A court reporter or legal transcriber is a person whose responsibility is to transcribe spoken speech into written form. Broadly speaking, there are three career options for those who decide to become court reporters; those are courtroom reporters, freelance reporters, and caption providers.
This article aims to provide you with an insight into what the career of a stenographer is like and an overview of the relevant education and training requirements required to enter this career.
What is Court Reporting?
A court reporter is a person who deals with transcribing oral texts, those can be meetings, speeches, legal proceedings, court testimony, etc. Usually, the rate of transcribing may exceed 230 words per minute and it is reporter’s responsibility to make sure that everything is recorded accurately and precisely as that information is often critical for the legal proceedings and administrative activities for which it supports.
This is a challenging career, which can be both exciting and rewarding. However, it requires a strong attention to detail, high concentration, and patience. Let us have a look at each career opportunity that provides the field of court reporting:
- Court reporters. Those professionals work in courtrooms and make verbatim records of proceedings. They use stenograph machines with the help of which they transcribe every single word of the proceeding, as every single word should have an official record. Courtroom reporters work with one specific judge and they are an inseparable part of every legal team.

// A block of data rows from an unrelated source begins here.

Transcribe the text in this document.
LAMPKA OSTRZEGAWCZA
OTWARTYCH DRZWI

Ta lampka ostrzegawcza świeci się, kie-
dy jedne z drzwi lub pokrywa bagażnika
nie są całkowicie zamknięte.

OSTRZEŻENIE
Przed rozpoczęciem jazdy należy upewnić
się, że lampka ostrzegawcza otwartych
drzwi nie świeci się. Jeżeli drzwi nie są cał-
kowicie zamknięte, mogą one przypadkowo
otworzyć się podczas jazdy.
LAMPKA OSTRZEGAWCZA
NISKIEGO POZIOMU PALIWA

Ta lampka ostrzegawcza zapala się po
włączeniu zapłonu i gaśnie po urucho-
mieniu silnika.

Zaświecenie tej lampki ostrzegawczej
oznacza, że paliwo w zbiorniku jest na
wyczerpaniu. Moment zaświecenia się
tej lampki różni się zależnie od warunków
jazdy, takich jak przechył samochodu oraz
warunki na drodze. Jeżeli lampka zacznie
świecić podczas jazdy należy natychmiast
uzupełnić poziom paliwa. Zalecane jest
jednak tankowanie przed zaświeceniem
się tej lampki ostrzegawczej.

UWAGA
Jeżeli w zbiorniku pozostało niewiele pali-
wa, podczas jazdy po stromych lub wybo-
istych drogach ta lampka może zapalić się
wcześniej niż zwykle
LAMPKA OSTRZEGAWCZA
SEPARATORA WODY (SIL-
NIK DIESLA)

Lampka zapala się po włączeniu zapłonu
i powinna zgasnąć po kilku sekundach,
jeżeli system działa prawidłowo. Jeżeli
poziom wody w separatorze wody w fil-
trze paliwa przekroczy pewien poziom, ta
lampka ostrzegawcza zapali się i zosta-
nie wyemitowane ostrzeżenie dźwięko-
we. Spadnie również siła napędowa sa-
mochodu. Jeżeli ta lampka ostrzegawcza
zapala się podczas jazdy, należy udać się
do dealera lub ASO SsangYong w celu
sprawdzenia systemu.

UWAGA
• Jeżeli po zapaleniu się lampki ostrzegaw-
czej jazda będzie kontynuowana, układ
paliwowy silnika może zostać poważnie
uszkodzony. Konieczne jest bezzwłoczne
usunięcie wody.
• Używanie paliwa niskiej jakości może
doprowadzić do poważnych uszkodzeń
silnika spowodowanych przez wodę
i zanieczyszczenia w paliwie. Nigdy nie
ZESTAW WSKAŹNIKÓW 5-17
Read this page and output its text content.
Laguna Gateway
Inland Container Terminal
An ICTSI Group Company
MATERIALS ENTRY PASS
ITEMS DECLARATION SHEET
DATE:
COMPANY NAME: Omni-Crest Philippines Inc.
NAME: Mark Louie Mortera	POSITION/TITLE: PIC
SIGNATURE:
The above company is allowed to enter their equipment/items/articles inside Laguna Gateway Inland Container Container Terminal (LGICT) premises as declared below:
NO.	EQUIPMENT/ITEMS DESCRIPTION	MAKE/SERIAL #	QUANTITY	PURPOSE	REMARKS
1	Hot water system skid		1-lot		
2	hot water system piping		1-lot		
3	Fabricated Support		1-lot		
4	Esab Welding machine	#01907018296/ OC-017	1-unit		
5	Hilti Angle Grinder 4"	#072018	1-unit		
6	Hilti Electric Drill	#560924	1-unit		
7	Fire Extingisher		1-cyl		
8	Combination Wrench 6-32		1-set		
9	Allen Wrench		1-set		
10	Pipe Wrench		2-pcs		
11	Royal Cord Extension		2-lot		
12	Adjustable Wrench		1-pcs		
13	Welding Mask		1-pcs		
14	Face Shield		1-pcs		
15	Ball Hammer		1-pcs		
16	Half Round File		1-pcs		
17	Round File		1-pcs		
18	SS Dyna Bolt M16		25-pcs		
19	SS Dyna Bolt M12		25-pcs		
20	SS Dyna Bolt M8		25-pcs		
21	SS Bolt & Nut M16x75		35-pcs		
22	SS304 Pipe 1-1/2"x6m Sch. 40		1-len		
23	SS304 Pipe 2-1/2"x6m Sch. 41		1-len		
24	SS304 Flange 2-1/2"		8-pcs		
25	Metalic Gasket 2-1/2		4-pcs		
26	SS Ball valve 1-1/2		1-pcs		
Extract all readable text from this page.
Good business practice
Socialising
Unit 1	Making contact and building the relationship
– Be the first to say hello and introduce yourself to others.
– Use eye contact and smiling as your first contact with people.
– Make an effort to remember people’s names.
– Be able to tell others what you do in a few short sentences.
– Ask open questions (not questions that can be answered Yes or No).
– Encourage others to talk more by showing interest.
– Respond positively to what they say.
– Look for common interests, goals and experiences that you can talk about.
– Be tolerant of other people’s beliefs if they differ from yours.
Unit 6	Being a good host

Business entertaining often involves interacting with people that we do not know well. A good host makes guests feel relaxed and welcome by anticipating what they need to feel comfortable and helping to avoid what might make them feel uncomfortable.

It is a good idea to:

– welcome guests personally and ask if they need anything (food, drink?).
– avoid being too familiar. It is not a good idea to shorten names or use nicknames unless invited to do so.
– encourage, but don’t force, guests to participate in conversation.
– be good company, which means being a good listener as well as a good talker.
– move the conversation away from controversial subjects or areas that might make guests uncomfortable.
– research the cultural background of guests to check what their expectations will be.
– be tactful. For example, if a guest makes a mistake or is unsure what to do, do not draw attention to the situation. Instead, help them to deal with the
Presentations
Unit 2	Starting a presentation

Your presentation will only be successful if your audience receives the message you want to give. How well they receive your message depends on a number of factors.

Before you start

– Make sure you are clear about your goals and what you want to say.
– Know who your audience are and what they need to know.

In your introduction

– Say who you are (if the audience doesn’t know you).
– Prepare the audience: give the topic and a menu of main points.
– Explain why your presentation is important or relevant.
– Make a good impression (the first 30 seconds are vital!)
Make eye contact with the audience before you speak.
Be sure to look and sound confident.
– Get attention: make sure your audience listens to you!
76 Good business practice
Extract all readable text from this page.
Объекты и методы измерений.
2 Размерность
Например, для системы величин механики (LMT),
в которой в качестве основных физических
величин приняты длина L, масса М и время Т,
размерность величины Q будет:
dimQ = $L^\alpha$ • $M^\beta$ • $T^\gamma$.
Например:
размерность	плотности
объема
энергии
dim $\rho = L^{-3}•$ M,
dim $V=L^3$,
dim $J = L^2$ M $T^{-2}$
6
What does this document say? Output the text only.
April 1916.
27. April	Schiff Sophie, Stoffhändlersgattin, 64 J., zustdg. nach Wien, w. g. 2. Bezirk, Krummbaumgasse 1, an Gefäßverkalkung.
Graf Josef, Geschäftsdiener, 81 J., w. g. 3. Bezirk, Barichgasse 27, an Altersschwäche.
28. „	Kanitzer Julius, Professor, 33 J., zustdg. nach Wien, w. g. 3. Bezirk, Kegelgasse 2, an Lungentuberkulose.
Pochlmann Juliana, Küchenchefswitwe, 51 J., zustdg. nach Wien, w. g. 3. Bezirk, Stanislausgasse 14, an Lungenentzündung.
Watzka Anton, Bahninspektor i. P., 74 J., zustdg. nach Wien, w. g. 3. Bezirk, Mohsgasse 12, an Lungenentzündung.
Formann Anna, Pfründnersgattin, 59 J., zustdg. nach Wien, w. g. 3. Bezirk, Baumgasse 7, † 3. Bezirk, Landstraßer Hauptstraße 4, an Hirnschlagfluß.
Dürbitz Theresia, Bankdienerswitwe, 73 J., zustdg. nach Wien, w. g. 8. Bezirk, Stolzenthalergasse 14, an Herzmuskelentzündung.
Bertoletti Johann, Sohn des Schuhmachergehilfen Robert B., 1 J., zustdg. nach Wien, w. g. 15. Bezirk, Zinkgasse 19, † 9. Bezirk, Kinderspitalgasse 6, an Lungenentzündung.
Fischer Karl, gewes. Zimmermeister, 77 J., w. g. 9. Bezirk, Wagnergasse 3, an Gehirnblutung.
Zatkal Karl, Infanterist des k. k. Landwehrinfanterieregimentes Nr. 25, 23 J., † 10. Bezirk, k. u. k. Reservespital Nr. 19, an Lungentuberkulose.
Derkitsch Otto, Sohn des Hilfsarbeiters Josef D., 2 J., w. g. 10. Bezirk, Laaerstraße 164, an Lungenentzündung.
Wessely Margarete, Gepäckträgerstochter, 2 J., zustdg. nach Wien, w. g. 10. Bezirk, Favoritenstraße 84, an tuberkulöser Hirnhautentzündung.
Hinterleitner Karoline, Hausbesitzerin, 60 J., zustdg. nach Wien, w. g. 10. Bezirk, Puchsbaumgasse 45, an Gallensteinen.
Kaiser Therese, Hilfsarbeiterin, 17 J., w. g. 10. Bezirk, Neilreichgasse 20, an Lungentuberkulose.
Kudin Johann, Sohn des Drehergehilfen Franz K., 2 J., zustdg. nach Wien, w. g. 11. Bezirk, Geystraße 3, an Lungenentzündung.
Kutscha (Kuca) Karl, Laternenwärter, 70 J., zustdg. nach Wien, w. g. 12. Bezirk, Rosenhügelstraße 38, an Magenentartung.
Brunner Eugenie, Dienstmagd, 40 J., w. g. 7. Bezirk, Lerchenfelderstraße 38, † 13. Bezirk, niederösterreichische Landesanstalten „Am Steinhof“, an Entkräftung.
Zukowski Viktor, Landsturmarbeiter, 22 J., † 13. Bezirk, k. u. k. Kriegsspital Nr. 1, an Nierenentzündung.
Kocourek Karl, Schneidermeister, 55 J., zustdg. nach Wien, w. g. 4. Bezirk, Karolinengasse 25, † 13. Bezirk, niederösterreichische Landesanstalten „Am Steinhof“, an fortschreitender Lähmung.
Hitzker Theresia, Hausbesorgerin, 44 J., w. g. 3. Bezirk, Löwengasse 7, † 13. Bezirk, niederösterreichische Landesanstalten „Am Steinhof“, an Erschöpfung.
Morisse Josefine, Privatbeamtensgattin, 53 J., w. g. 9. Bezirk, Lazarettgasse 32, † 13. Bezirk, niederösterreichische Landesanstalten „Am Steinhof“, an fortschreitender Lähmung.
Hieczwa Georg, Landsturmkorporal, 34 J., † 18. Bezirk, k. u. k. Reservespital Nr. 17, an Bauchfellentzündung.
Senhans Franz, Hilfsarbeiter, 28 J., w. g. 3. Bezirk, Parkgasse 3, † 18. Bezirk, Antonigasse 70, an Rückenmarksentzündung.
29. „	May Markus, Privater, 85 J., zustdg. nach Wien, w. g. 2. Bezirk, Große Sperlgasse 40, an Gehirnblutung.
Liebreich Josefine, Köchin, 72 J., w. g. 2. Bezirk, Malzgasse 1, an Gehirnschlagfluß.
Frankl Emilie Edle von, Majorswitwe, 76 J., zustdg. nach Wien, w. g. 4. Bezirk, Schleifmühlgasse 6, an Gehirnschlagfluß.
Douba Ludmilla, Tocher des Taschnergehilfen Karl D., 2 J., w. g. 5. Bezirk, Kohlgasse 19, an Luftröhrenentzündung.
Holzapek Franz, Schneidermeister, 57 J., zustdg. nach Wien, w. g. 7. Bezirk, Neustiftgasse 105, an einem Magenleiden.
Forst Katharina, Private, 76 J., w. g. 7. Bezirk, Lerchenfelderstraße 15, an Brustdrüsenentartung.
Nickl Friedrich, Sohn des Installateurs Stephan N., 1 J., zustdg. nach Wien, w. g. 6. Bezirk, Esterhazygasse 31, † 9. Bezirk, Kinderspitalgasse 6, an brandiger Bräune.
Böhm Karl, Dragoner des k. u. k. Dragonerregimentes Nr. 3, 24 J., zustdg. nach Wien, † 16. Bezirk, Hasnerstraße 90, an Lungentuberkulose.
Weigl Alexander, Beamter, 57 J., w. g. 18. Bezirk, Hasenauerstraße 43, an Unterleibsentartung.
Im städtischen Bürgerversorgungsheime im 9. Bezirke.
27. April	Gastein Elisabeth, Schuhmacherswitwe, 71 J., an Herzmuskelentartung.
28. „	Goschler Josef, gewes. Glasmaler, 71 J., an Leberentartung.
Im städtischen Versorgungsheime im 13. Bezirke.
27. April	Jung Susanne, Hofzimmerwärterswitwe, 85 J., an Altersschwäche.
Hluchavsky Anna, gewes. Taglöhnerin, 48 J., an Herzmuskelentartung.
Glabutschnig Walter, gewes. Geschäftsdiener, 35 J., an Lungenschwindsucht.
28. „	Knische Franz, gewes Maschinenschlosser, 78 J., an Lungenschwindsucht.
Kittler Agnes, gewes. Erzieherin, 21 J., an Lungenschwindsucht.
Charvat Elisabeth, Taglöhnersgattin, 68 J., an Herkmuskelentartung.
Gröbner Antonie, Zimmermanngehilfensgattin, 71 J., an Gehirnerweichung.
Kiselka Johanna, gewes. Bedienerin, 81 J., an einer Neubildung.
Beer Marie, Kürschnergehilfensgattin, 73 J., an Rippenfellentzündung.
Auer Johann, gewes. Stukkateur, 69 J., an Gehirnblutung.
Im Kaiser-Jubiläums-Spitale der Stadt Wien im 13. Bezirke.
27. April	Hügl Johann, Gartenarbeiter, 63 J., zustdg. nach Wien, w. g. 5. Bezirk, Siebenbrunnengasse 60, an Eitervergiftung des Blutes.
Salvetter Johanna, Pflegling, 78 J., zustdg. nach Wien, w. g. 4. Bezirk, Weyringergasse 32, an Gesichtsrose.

- Freelance Reporters. Those are self-employed professionals who work at their own pace and who are usually stenographs. Some of them have gained their experience as courtroom reporters, but as there are many opportunities available to freelancers, they change their regular working hours to their own scheduled working hours. See also this post about Useful Apps for Paralegals
- Captioners. Those professionals perform broadcast captioning for live TV events and webcasts the texts of which are immediately displayed on screens or computer monitors. Some of them perform CARTs (Communication Access Real-time Translation) for deaf people or the ones who have hearing problems.
Working as a court reporter is not feasible without specialist background knowledge and training, such as mastering stenotype and stenographic technology, which involves using special computer-aided transcription (CAT) software, and voice writing; acquiring transcription speeds of over 225 words per minute and resistance to stress and pressure.
Besides, a person willing to start his or her court reporter career must possess strong grammatical skills and lots of patience, as this occupation requires coordination, concentration, and study. These skills while challenging and demanding can be mastered with the help of professional and accredited education and training, if you wish via online courses, from an accredited stenography school.
How Much Does a Court Reporter Earn?
A court reporters salary can range from $35,000 to $75,000 a year approximately though there are areas where much higher salaries can be made. The figures vary depending on the type of reporting job and certification level. You should, however, not forget a rewarding possibility of a freelance job in the same field, which can bring you earnings better correlated to your efforts. Over the past decade, we’ve seen quite a few jurisdictions, like in Los Angeles, cut back their expenses and this has definitely influenced job opportunities and earning potential. Read more here.
While by no means guaranteed, most employers agree that undertaking further education and training from accredited court reporting schools yields greater employment prospects and potential earnings. Many schools will assist you in finding out what courses and programs are on offer and how these may help you to meet your career objectives and aspirations. They also offer courses so professionals can keep up with the latest technological developments.
Typical Activities Involved in being a Court Reporter
An average day of a court reporter generally includes the following tasks:
- Transcribing and copying;
- Using stenotype, audio, or voice recording equipment (depending on the technique used); See here how Stenography works
- Optimizing the work of this equipment to speed up the recording process, e.g., creating a computer dictionary;
- Proofreading computer generated transcripts for grammar, punctuation, and spelling;
- Formatting the records into official documents; and
- Developing a storage and retrieval system.
Relevant Courses, Education and Training Offered by Court Reporting and Stenography Schools
A number of colleges and universities in the United States offer programs in Court Reporting. The court reporting programs duration ranges from one year to two year-courses. Thus, to become a voice writer, one year will suffice, but to become a proficient stenotypist may take up to two years or more. In addition, you may wish to prove your certification and advance in your career by attending different courses offered by various educational establishments. Read also this post about Gregg Shorthand and the Smart Pen
Academic Subjects that are Covered by Court Reporting Education
The main thing to be studied is the various levels of machine shorthand writing that’s computer-compatible. In addition, you will learn English Grammar, Vocabulary, Spelling, Advanced Punctuation, Legal Terminology, Law, Court Reporting Procedures, other different terminologies, such as Medical, Technical, etc. In addition, you will become proficient in Keyboarding, Multi-Voice Dictation, Transcription, Real-Time writing and editing, and many others. So, be ready to work hard and effectively, as these subjects require patience, stamina, and will-power.
For those who make up their mind to become a court reporter, there is a huge variety of options available – around 130 training programs, including those offering distance learning. I hope that you found this article useful in getting a better understanding of what is involved in the career of Court Reporting.